Найти себя в эпоху перемен
Шрифт:
Политика подкараулила…
В то время, чтобы получить аттестат зрелости, надо было учиться десять лет. Последние два года Алексей резко изменил отношение к занятиям. Теперь он старался наверстать упущенное время, серьёзно подтягивал математику, химию, особенно английский язык. Последний давался с трудом. К тому же часто менялись преподаватели, и он не замечал в них особого увлечения своим предметом. Когда он начинал дома учить урок английского, перед ним всплывал образ озабоченной учительницы, смотрящей сквозь него отрешённым взглядом, и у него пропадал интерес. Слова и правила никак не могли задержаться в памяти. Формальный учитель – это скрытое зло. Антипод, убивающий в ученике желание постичь предмет.

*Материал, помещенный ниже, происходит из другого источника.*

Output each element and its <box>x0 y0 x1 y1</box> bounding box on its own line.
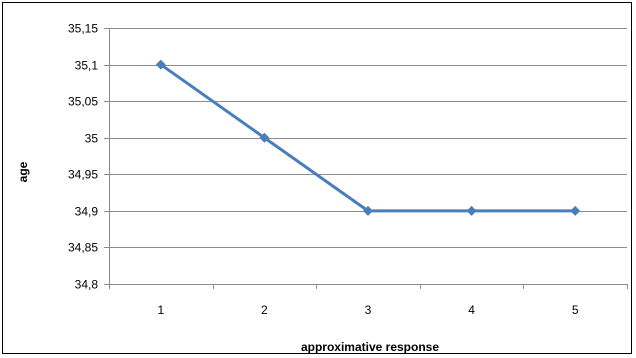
data-point <box>570 205 581 216</box>
y-tick-label: 35,05 <box>68 95 98 109</box>
x-axis-label: approximative response <box>301 340 439 354</box>
y-tick-label: 35,1 <box>75 59 99 73</box>
x-tick-label: 1 <box>157 303 164 317</box>
x-tick-labels: 1 2 3 4 5 <box>157 303 578 317</box>
y-tick-label: 34,9 <box>75 205 99 219</box>
y-tick-label: 34,8 <box>75 278 99 292</box>
series <box>155 59 581 216</box>
data-point <box>363 205 373 216</box>
series-line <box>159 63 576 213</box>
y-tick-label: 34,95 <box>68 168 98 182</box>
y-tick-label: 35,15 <box>68 22 98 36</box>
y-tick-labels: 35,15 35,1 35,05 35 34,95 34,9 34,85 34,8 <box>68 22 98 292</box>
x-tick-label: 4 <box>468 303 475 317</box>
x-tick-label: 5 <box>572 303 579 317</box>
y-axis-label: age <box>16 161 30 182</box>
x-tick-label: 2 <box>261 303 268 317</box>
x-tick-label: 3 <box>365 303 372 317</box>
y-tick-label: 34,85 <box>68 241 98 255</box>
y-tick-label: 35 <box>85 132 99 146</box>
data-point <box>466 205 477 216</box>
data-point <box>259 132 270 143</box>
chart-frame <box>2 2 632 354</box>
data-point <box>155 59 166 70</box>
axes <box>109 28 628 289</box>
gridlines <box>104 28 627 285</box>
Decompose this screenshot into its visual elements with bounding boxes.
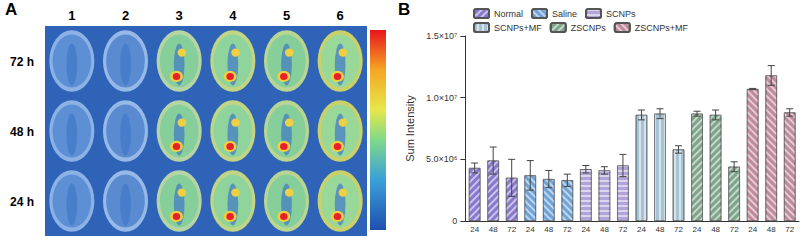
svg-text:1.5×10⁷: 1.5×10⁷	[426, 31, 457, 41]
svg-text:Normal: Normal	[494, 9, 523, 19]
svg-text:SCNPs+MF: SCNPs+MF	[494, 23, 542, 33]
svg-text:24: 24	[637, 225, 646, 234]
svg-text:72: 72	[507, 225, 516, 234]
svg-text:24: 24	[470, 225, 479, 234]
svg-text:72: 72	[563, 225, 572, 234]
svg-text:2: 2	[122, 8, 129, 23]
svg-text:72: 72	[730, 225, 739, 234]
svg-text:48 h: 48 h	[10, 125, 34, 139]
svg-text:48: 48	[711, 225, 720, 234]
svg-text:Saline: Saline	[552, 9, 577, 19]
svg-text:48: 48	[767, 225, 776, 234]
svg-text:72 h: 72 h	[10, 55, 34, 69]
svg-text:A: A	[5, 0, 17, 19]
svg-text:48: 48	[600, 225, 609, 234]
svg-text:72: 72	[618, 225, 627, 234]
svg-text:ZSCNPs+MF: ZSCNPs+MF	[635, 23, 689, 33]
svg-text:5.0×10⁶: 5.0×10⁶	[426, 154, 458, 164]
svg-text:24: 24	[748, 225, 757, 234]
svg-text:1: 1	[68, 8, 75, 23]
svg-text:Sum Intensity: Sum Intensity	[404, 95, 416, 162]
svg-text:24 h: 24 h	[10, 195, 34, 209]
html-text:B: B	[398, 0, 411, 19]
svg-text:SCNPs: SCNPs	[606, 9, 636, 19]
svg-text:6: 6	[337, 8, 344, 23]
svg-text:3: 3	[176, 8, 183, 23]
svg-text:24: 24	[526, 225, 535, 234]
svg-text:48: 48	[656, 225, 665, 234]
svg-text:ZSCNPs: ZSCNPs	[571, 23, 607, 33]
svg-text:48: 48	[489, 225, 498, 234]
svg-text:4: 4	[229, 8, 237, 23]
svg-text:24: 24	[581, 225, 590, 234]
svg-text:5: 5	[283, 8, 290, 23]
svg-text:72: 72	[785, 225, 794, 234]
svg-text:1.0×10⁷: 1.0×10⁷	[426, 93, 457, 103]
svg-text:24: 24	[693, 225, 702, 234]
svg-text:0: 0	[452, 216, 457, 226]
svg-text:72: 72	[674, 225, 683, 234]
svg-text:48: 48	[544, 225, 553, 234]
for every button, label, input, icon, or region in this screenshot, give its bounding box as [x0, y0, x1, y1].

Особенно, когда у ребёнка наметились предпочтения, появились любимые писатели и произведения. Когда у него начинает проклёвываться будущее призвание или талант. Школьная методика преподавания литературы не нравилась Алексею, отталкивала от существа изучаемой темы, убивала интерес к авторам и произведениям на долгие годы,
Теперь он каждый вечер решал задачи, зубрил слова и правила, ограничил общение с друзьями. И не заметил, как заработало «второе дыхание». Учёба стала даваться легче, и появилось свободное время. Верно, что в природе пустоты не бывает. Неожиданно, от одного из одноклассников, Фарида, он заразился интересом к политической публицистике. Его старший брат Ильяс учился в университете на юридическом факультете, и уже тогда отличался вольнодумством, восхвалял ораторский дар Льва Троцкого, о котором в то время мало что было известно молодому поколению, кроме ругательных политических выпадов. Троцкий был запретной таинственной фигурой для студентов. А всё таинственное привлекает. Так возник негласный авторитет никем из молодёжи не услышанного знаменитого оратора XX века. Ильяс и его друзья нестандартно оценивали события в стране. Отличались юношеской любознательностью. Они, как сказал Фарид, нашли противоречия в работах Ленина по крестьянскому вопросу и что-то по коммунистической нравственности. Пытались доказать это на кафедре марксистско-ленинской философии. Вместо понимания встретили жёсткий политический отпор. Один студент юридического факультета был исключён за «аполитичность», а другой сам оставил университет и уехал поступать в Московскую духовную академию.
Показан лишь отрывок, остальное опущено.